The BMA also raised concerns about the number of available beds needed to cope with winter demands.

On average, Northumbria Healthcare had 897 available beds each day, of which 797 were in use. Of those, eight were escalation beds – temporary beds set up in periods of intense pressure.

According to NHS Improvement, a higher proportion of long-stay patients can impact the ability of hospitals to accommodate urgent admissions and manage bed capacity.

At Northumbria Healthcare, 373 patients had been in hospital for a week or more, taking up nearly half of the occupied beds. Of these, 130 had been in hospital for at least three weeks, making up 16% of all occupied beds.

Ambulances

A total of 866 patients were taken by ambulance to A&E during the week. That’s a drop in emergency arrivals compared to the previous week, when 903 patients were brought by ambulance.

Delays left 184 patients waiting 30 minutes or more before they could be transferred – more than a fifth of all ambulance arrivals.

Of those, 44 unlucky individuals waited longer than an hour.

NHS Improvement guidance states that ambulance crews should hand patients over to A&E staff within 15 minutes of arrival.

Any delay in transferring patients leaves ambulances unable to respond to other emergencies, as well as risking their patients’ safety.

Delays affected considerably more patients than the previous week, when 116 patients waited more than 30 minutes to be transferred.

Norovirus

Norovirus, the winter vomiting bug, is highly contagious.
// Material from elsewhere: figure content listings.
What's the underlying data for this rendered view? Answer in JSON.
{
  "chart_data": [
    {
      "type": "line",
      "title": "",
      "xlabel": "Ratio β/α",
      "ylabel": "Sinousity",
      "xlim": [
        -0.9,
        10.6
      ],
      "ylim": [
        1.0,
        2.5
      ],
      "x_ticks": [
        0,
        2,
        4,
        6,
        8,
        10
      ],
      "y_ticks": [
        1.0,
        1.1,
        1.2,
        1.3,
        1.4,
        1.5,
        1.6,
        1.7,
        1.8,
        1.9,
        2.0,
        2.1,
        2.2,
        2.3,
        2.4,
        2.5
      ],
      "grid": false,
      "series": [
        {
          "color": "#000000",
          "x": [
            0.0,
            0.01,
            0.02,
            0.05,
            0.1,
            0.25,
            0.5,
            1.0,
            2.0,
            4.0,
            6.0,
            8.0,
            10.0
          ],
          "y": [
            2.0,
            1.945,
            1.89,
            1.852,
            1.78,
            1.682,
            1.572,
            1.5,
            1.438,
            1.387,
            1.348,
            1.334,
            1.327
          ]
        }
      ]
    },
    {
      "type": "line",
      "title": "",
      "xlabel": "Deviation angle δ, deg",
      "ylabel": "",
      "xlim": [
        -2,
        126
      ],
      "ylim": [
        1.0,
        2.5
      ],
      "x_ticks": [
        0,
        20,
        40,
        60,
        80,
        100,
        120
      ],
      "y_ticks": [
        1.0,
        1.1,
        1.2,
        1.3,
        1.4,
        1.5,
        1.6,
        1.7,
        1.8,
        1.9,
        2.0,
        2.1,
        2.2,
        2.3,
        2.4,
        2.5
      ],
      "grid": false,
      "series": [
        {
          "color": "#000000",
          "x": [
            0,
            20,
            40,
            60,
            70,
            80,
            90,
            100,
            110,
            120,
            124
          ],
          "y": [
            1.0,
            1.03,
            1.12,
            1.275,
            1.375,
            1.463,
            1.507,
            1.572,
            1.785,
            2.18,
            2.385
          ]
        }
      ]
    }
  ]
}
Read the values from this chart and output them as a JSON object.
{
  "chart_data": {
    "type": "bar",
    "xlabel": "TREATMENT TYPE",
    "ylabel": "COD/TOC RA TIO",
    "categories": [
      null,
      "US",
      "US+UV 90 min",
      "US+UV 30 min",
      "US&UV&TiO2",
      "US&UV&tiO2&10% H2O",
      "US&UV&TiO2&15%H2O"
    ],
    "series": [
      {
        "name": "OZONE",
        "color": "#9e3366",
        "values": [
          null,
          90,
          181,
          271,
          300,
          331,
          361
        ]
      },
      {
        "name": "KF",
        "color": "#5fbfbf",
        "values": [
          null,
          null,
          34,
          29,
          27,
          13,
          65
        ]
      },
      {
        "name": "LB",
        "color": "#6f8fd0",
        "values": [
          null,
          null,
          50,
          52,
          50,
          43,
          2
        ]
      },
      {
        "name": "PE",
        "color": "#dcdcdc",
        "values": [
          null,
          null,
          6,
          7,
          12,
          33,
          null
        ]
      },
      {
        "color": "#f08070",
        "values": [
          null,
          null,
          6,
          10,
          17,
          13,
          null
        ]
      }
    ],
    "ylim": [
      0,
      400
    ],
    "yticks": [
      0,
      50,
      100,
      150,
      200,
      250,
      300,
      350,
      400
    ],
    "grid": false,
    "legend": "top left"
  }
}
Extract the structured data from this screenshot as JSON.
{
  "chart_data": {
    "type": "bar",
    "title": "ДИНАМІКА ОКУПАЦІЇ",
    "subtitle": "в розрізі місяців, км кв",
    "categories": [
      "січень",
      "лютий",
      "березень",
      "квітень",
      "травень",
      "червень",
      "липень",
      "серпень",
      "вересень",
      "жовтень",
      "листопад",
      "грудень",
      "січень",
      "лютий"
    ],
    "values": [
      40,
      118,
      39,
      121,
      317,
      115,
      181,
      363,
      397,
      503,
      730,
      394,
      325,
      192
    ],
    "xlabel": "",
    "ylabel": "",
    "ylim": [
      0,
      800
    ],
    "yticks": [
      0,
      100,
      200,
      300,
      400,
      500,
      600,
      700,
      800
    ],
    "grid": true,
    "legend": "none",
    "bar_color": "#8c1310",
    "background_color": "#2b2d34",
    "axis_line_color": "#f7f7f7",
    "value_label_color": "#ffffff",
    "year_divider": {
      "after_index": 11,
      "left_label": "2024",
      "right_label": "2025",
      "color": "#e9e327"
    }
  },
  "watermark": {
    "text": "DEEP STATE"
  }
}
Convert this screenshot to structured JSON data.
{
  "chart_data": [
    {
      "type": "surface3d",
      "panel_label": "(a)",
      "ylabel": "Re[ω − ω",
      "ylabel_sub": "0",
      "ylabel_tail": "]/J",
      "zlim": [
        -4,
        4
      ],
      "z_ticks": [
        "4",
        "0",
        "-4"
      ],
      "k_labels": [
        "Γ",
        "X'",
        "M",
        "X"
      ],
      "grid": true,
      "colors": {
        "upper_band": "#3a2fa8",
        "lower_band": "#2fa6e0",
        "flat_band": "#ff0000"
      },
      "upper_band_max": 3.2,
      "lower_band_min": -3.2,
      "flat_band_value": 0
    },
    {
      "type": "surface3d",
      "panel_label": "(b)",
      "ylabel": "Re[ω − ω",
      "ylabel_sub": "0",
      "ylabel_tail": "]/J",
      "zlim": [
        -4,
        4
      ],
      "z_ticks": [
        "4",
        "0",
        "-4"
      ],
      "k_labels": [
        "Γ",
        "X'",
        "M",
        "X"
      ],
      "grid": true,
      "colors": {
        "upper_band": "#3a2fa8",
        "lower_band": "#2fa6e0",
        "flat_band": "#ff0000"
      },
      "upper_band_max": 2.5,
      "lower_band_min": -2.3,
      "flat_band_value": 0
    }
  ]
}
Outbreaks spread rapidly through hospitals, causing staff to close beds to prevent infection spreading.

This week, hospital staff at Northumbria Healthcare NHS Trust were forced to close three beds when the norovirus problem was at its most severe.

That’s fewer than the previous week, when four beds were shut down due to outbreaks of the virus.

The Trust’s chief operating officer Helen Ray said: “Thanks to careful planning and the herculean efforts of our staff, we have managed to maintain a level of performance and patient care that sees us ranked 10th in the country for A&E waiting times during the month of December. However, with an extra 10,000 people attending our hospitals this year compared to last – already a record – it is clear that our staff are facing significant pressures.

“When this is combined with flu which is starting to affect increasing numbers of patients and the cold weather expected, we know that we face some big challenges over the coming weeks. As such, it is vital that the public do all they can to help their NHS by making the right choices when they need care.

“For instance, please remember you should only attend A&E for the most serious and/or life-threatening conditions and should consider attending our urgent care centres, minor injuries units pharmacies and your own GP if your condition is not as urgent. If anyone is unsure which service is right for them they should ring NHS 111 for advice. This simple step alone will directly and significantly help our staff.”

“Finally, we urge everyone look after themselves and those close to them: get your flu jab, check on your neighbours – especially the elderly – and to prevent the spread of infection make sure you follow good hand washing which is one of the best ways to avoid the spread of infection.”